Each bean-shaped kidney is 4 to 5 inches long and contains about a million nephrons, which are like tiny pouches. Each nephron has a filter at one end, called a glomerulus, to filter your blood. Your overall kidney function can be measured by how quickly blood is filtered through these glomeruli. This measurement is called the glomerular filtration rate.
When the kidneys become damaged, waste products and fluid can build up in the body, causing a swelling in your hands and feet, shortness of breath, problems with urination. If left untreated, diseased kidneys may eventually stop functioning completely. Loss of kidney function is a serious — potentially fatal — condition.
The Role of Your Kidneys
• Maintain your body’s balance of water and concentration of minerals such as sodium, potassium, magnesium, and phosphorus in your blood.
• Remove waste by-products from the blood after digestion, muscle activity, and exposure to chemicals or medications.
• Produce renin, an enzyme that helps regulate blood pressure.
• Produce erythropoietin, which stimulates red blood cell production.
• Produce an active form of vitamin D, needed for bone health.
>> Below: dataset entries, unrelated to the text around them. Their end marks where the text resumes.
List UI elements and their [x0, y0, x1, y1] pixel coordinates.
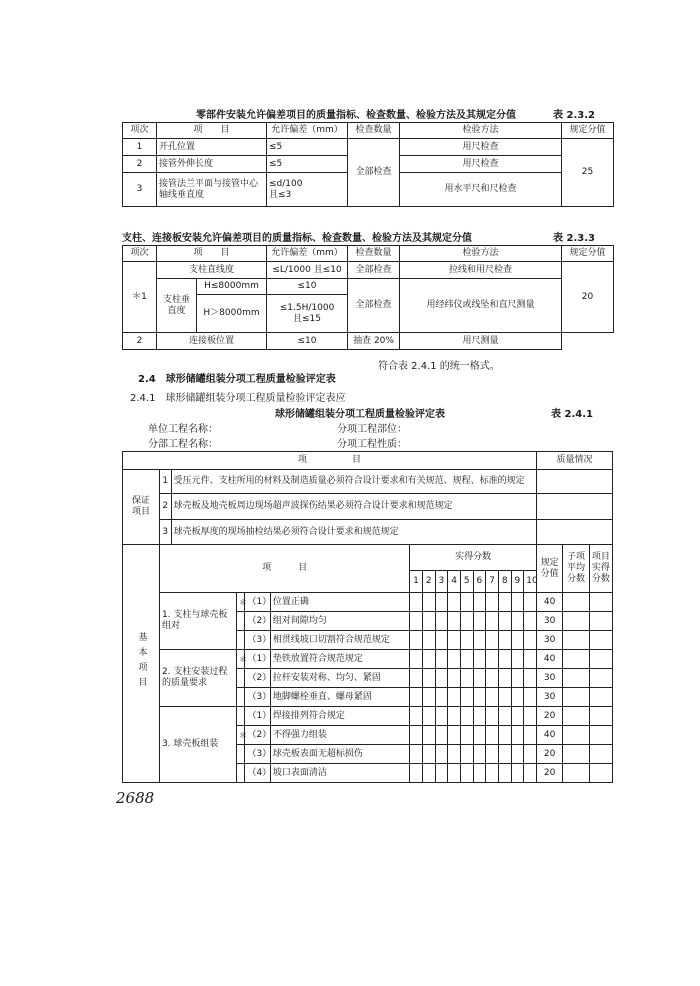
score-cell — [435, 650, 448, 669]
score-cell — [422, 764, 435, 783]
score-cell — [486, 650, 499, 669]
row-number: ＊1 — [123, 262, 157, 333]
avg-cell — [563, 593, 589, 612]
score-col: 8 — [498, 571, 511, 593]
item-header: 项 目 — [159, 545, 409, 593]
check-quantity-cell: 全部检查 — [348, 262, 400, 279]
score-cell — [448, 707, 461, 726]
table-2-3-3-caption: 支柱、连接板安装允许偏差项目的质量指标、检查数量、检验方法及其规定分值 — [122, 233, 472, 244]
score-cell — [524, 650, 537, 669]
score-cell — [486, 726, 499, 745]
basic-items-label-text: 基本项目 — [136, 631, 147, 692]
score-cell — [435, 593, 448, 612]
col-header: 允许偏差（mm） — [267, 123, 348, 139]
score-header: 实得分数 — [410, 545, 537, 571]
prescribed-score: 20 — [536, 707, 562, 726]
score-cell — [511, 745, 524, 764]
col-header: 项次 — [123, 123, 157, 139]
section-heading-2-4-1: 2.4.1 球形储罐组装分项工程质量检验评定表应 — [130, 393, 346, 404]
prescribed-score: 30 — [536, 612, 562, 631]
item-cell: 开孔位置 — [157, 139, 267, 156]
score-cell — [422, 726, 435, 745]
score-cell — [460, 650, 473, 669]
sub-item: 相贯线坡口切割符合规范规定 — [270, 631, 409, 650]
score-cell — [498, 726, 511, 745]
col-header: 检查数量 — [348, 246, 400, 262]
check-quantity-cell: 全部检查 — [348, 279, 400, 333]
item-score-cell — [589, 688, 612, 707]
division-project-label: 分部工程名称： — [148, 439, 218, 450]
row-number: 1 — [159, 470, 171, 494]
method-cell: 用水平尺和尺检查 — [400, 173, 562, 207]
sub-number: （1） — [245, 593, 270, 612]
check-quantity-cell: 抽查 20% — [348, 333, 400, 350]
condition-cell: H＞8000mm — [197, 295, 267, 333]
score-cell — [511, 650, 524, 669]
score-cell — [435, 631, 448, 650]
score-cell — [498, 669, 511, 688]
score-cell — [410, 745, 423, 764]
table-2-3-2-caption: 零部件安装允许偏差项目的质量指标、检查数量、检验方法及其规定分值 — [196, 110, 516, 121]
section-heading-2-4: 2.4 球形储罐组装分项工程质量检验评定表 — [138, 374, 336, 385]
deviation-cell: ≤5 — [267, 139, 348, 156]
row-number: 3 — [159, 520, 171, 545]
group-name: 1. 支柱与球壳板组对 — [159, 593, 236, 650]
score-col: 10 — [524, 571, 537, 593]
score-cell — [511, 707, 524, 726]
score-cell — [498, 745, 511, 764]
avg-cell — [563, 669, 589, 688]
star-mark — [237, 631, 245, 650]
item-cell: 接管法兰平面与接管中心轴线垂直度 — [157, 173, 267, 207]
subproject-nature-label: 分项工程性质： — [337, 439, 407, 450]
method-cell: 用尺测量 — [400, 333, 562, 350]
score-cell — [422, 707, 435, 726]
sub-item: 焊接排列符合规定 — [270, 707, 409, 726]
deviation-cell: ≤5 — [267, 156, 348, 173]
score-cell — [473, 631, 486, 650]
avg-cell — [563, 650, 589, 669]
score-cell — [460, 764, 473, 783]
score-cell — [448, 764, 461, 783]
sub-item: 组对间隙均匀 — [270, 612, 409, 631]
sub-item: 球壳板表面无超标损伤 — [270, 745, 409, 764]
deviation-cell: ≤10 — [267, 279, 348, 295]
score-cell — [486, 593, 499, 612]
col-header: 规定分值 — [562, 123, 614, 139]
table-2-3-3-number: 表 2.3.3 — [553, 233, 595, 244]
score-cell — [498, 764, 511, 783]
deviation-cell — [267, 295, 348, 333]
score-cell — [473, 612, 486, 631]
star-mark — [237, 764, 245, 783]
score-cell — [511, 631, 524, 650]
deviation-line: 且≤3 — [269, 189, 292, 200]
score-cell — [410, 764, 423, 783]
condition-cell: H≤8000mm — [197, 279, 267, 295]
avg-cell — [563, 688, 589, 707]
table-2-4-1-number: 表 2.4.1 — [551, 409, 593, 420]
item-score-header: 项目实得分数 — [589, 545, 612, 593]
score-cell — [448, 688, 461, 707]
score-cell — [486, 688, 499, 707]
score-cell — [448, 631, 461, 650]
check-quantity-cell: 全部检查 — [348, 139, 400, 207]
score-cell — [435, 612, 448, 631]
subproject-part-label: 分项工程部位： — [337, 424, 407, 435]
deviation-cell — [267, 173, 348, 207]
score-cell — [422, 650, 435, 669]
item-cell: 连接板位置 — [157, 333, 267, 350]
empty-cell — [562, 333, 614, 350]
score-cell — [524, 688, 537, 707]
prescribed-score: 20 — [536, 764, 562, 783]
score-cell — [511, 669, 524, 688]
score-cell — [460, 745, 473, 764]
item-score-cell — [589, 612, 612, 631]
score-cell — [435, 745, 448, 764]
prescribed-score: 20 — [536, 745, 562, 764]
score-cell — [486, 612, 499, 631]
quality-cell — [536, 494, 612, 520]
item-score-cell — [589, 593, 612, 612]
score-cell — [511, 764, 524, 783]
sub-number: （4） — [245, 764, 270, 783]
score-cell — [524, 631, 537, 650]
score-cell — [524, 612, 537, 631]
score-cell — [435, 726, 448, 745]
score-cell: 20 — [562, 262, 614, 333]
score-cell — [473, 593, 486, 612]
score-cell — [448, 745, 461, 764]
subitem-average-header: 子项平均分数 — [563, 545, 589, 593]
score-cell — [511, 612, 524, 631]
prescribed-score: 30 — [536, 688, 562, 707]
unit-project-label: 单位工程名称： — [148, 424, 218, 435]
col-header: 检查数量 — [348, 123, 400, 139]
score-cell — [511, 688, 524, 707]
score-cell — [448, 726, 461, 745]
score-cell — [511, 593, 524, 612]
item-cell: 支柱直线度 — [157, 262, 267, 279]
star-mark — [237, 669, 245, 688]
item-score-cell — [589, 707, 612, 726]
group-name: 2. 支柱安装过程的质量要求 — [159, 650, 236, 707]
table-2-4-1-title: 球形储罐组装分项工程质量检验评定表 — [275, 409, 445, 420]
score-cell — [498, 650, 511, 669]
score-cell — [410, 726, 423, 745]
paragraph-tail: 符合表 2.4.1 的统一格式。 — [378, 361, 500, 372]
score-cell — [448, 612, 461, 631]
sub-number: （1） — [245, 650, 270, 669]
sub-number: （2） — [245, 726, 270, 745]
score-cell — [422, 669, 435, 688]
score-cell — [435, 707, 448, 726]
score-cell — [435, 669, 448, 688]
score-cell — [473, 688, 486, 707]
star-mark: ＊ — [237, 650, 245, 669]
prescribed-score: 30 — [536, 669, 562, 688]
deviation-cell: ≤L/1000 且≤10 — [267, 262, 348, 279]
prescribed-score: 40 — [536, 593, 562, 612]
sub-item: 位置正确 — [270, 593, 409, 612]
item-score-cell — [589, 669, 612, 688]
score-cell — [460, 669, 473, 688]
item-header: 项 目 — [123, 452, 537, 470]
avg-cell — [563, 631, 589, 650]
score-cell — [524, 764, 537, 783]
row-number: 2 — [123, 333, 157, 350]
score-col: 7 — [486, 571, 499, 593]
prescribed-score: 40 — [536, 726, 562, 745]
guarantee-item: 球壳板厚度的现场抽检结果必须符合设计要求和规范规定 — [171, 520, 536, 545]
score-cell — [448, 669, 461, 688]
prescribed-score: 30 — [536, 631, 562, 650]
score-cell — [448, 650, 461, 669]
score-cell — [473, 764, 486, 783]
basic-items-label — [123, 545, 160, 783]
score-cell — [410, 631, 423, 650]
guarantee-item: 受压元件、支柱所用的材料及制造质量必须符合设计要求和有关规范、规程、标准的规定 — [171, 470, 536, 494]
score-cell — [498, 707, 511, 726]
score-cell — [410, 688, 423, 707]
star-mark — [237, 745, 245, 764]
score-cell — [524, 726, 537, 745]
score-cell — [422, 688, 435, 707]
score-cell — [524, 669, 537, 688]
score-cell — [473, 707, 486, 726]
col-header: 项 目 — [157, 123, 267, 139]
star-mark — [237, 612, 245, 631]
sub-number: （2） — [245, 612, 270, 631]
table-2-4-1 — [122, 451, 613, 783]
star-mark: ＊ — [237, 593, 245, 612]
sub-number: （3） — [245, 631, 270, 650]
score-cell — [460, 612, 473, 631]
score-cell — [524, 745, 537, 764]
score-cell — [498, 593, 511, 612]
score-cell — [498, 631, 511, 650]
score-cell — [410, 612, 423, 631]
col-header: 项次 — [123, 246, 157, 262]
score-cell — [473, 650, 486, 669]
method-cell: 用尺检查 — [400, 156, 562, 173]
col-header: 允许偏差（mm） — [267, 246, 348, 262]
item-score-cell — [589, 764, 612, 783]
score-cell — [410, 650, 423, 669]
quality-cell — [536, 520, 612, 545]
table-2-3-2 — [122, 122, 614, 207]
score-col: 2 — [422, 571, 435, 593]
avg-cell — [563, 745, 589, 764]
group-name: 3. 球壳板组装 — [159, 707, 236, 783]
score-col: 6 — [473, 571, 486, 593]
score-cell — [524, 593, 537, 612]
sub-item: 坡口表面清洁 — [270, 764, 409, 783]
row-number: 2 — [159, 494, 171, 520]
sub-item: 不得强力组装 — [270, 726, 409, 745]
prescribed-score-header: 规定分值 — [536, 545, 562, 593]
score-cell — [410, 707, 423, 726]
score-cell — [422, 612, 435, 631]
table-2-3-3 — [122, 245, 614, 350]
score-cell — [422, 631, 435, 650]
score-cell — [435, 688, 448, 707]
star-mark — [237, 688, 245, 707]
sub-number: （1） — [245, 707, 270, 726]
row-number: 2 — [123, 156, 157, 173]
score-col: 3 — [435, 571, 448, 593]
score-cell — [524, 707, 537, 726]
score-cell — [486, 764, 499, 783]
score-cell — [486, 745, 499, 764]
avg-cell — [563, 726, 589, 745]
avg-cell — [563, 707, 589, 726]
star-mark: ＊ — [237, 726, 245, 745]
score-cell — [511, 726, 524, 745]
score-cell — [410, 669, 423, 688]
sub-item: 拉杆安装对称、均匀、紧固 — [270, 669, 409, 688]
col-header: 检验方法 — [400, 123, 562, 139]
score-col: 1 — [410, 571, 423, 593]
deviation-cell: ≤10 — [267, 333, 348, 350]
deviation-line: ≤d/100 — [269, 178, 303, 189]
avg-cell — [563, 764, 589, 783]
method-cell: 拉线和用尺检查 — [400, 262, 562, 279]
score-cell — [486, 707, 499, 726]
deviation-line: 且≤15 — [293, 313, 322, 324]
verticality-cell: 支柱垂直度 — [157, 279, 197, 333]
table-2-3-2-number: 表 2.3.2 — [553, 110, 595, 121]
score-cell — [473, 726, 486, 745]
avg-cell — [563, 612, 589, 631]
sub-number: （2） — [245, 669, 270, 688]
star-mark — [237, 707, 245, 726]
page-number: 2688 — [116, 789, 155, 807]
score-cell — [486, 631, 499, 650]
sub-item: 垫铁放置符合规范规定 — [270, 650, 409, 669]
score-col: 9 — [511, 571, 524, 593]
guarantee-label: 保证项目 — [123, 470, 160, 545]
score-cell — [486, 669, 499, 688]
col-header: 项 目 — [157, 246, 267, 262]
quality-cell — [536, 470, 612, 494]
item-score-cell — [589, 726, 612, 745]
deviation-line: ≤1.5H/1000 — [279, 302, 335, 313]
score-col: 5 — [460, 571, 473, 593]
method-cell: 用经纬仪或线坠和直尺测量 — [400, 279, 562, 333]
score-cell: 25 — [562, 139, 614, 207]
score-cell — [473, 669, 486, 688]
row-number: 1 — [123, 139, 157, 156]
score-cell — [410, 593, 423, 612]
score-cell — [460, 688, 473, 707]
score-cell — [460, 707, 473, 726]
score-cell — [460, 593, 473, 612]
item-cell: 接管外伸长度 — [157, 156, 267, 173]
col-header: 规定分值 — [562, 246, 614, 262]
score-cell — [422, 593, 435, 612]
sub-number: （3） — [245, 745, 270, 764]
score-cell — [473, 745, 486, 764]
col-header: 检验方法 — [400, 246, 562, 262]
score-cell — [498, 688, 511, 707]
item-score-cell — [589, 745, 612, 764]
score-cell — [448, 593, 461, 612]
score-cell — [460, 631, 473, 650]
score-cell — [435, 764, 448, 783]
quality-header: 质量情况 — [536, 452, 612, 470]
score-cell — [460, 726, 473, 745]
sub-item: 地脚螺栓垂直、螺母紧固 — [270, 688, 409, 707]
score-col: 4 — [448, 571, 461, 593]
score-cell — [422, 745, 435, 764]
prescribed-score: 40 — [536, 650, 562, 669]
row-number: 3 — [123, 173, 157, 207]
method-cell: 用尺检查 — [400, 139, 562, 156]
item-score-cell — [589, 650, 612, 669]
score-cell — [498, 612, 511, 631]
guarantee-item: 球壳板及地壳板周边现场超声波探伤结果必须符合设计要求和规范规定 — [171, 494, 536, 520]
item-score-cell — [589, 631, 612, 650]
sub-number: （3） — [245, 688, 270, 707]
How To Protect Your Kidneys
Kidney health is mostly about prevention – learning which foods to eat and avoid, as well as talking with your doctor about the necessary diagnostic tests.
1. If you have diabetes, high blood pressure, or a family history of kidney failure, get your blood and urine checked for kidney disease.
2. Help educate your faith-based community about the kidney connection.
3. Use spices, herbs and sodium-free seasonings in place of salt.
4. For those recently diagnosed with kidney disease, find out about the basics of kidney disease and what it means for you.
5. Talk to loved ones with diabetes and high blood pressure about getting tested for kidney disease.
Remember that if you have additional questions about how to protect your kidneys, always consult with your doctor.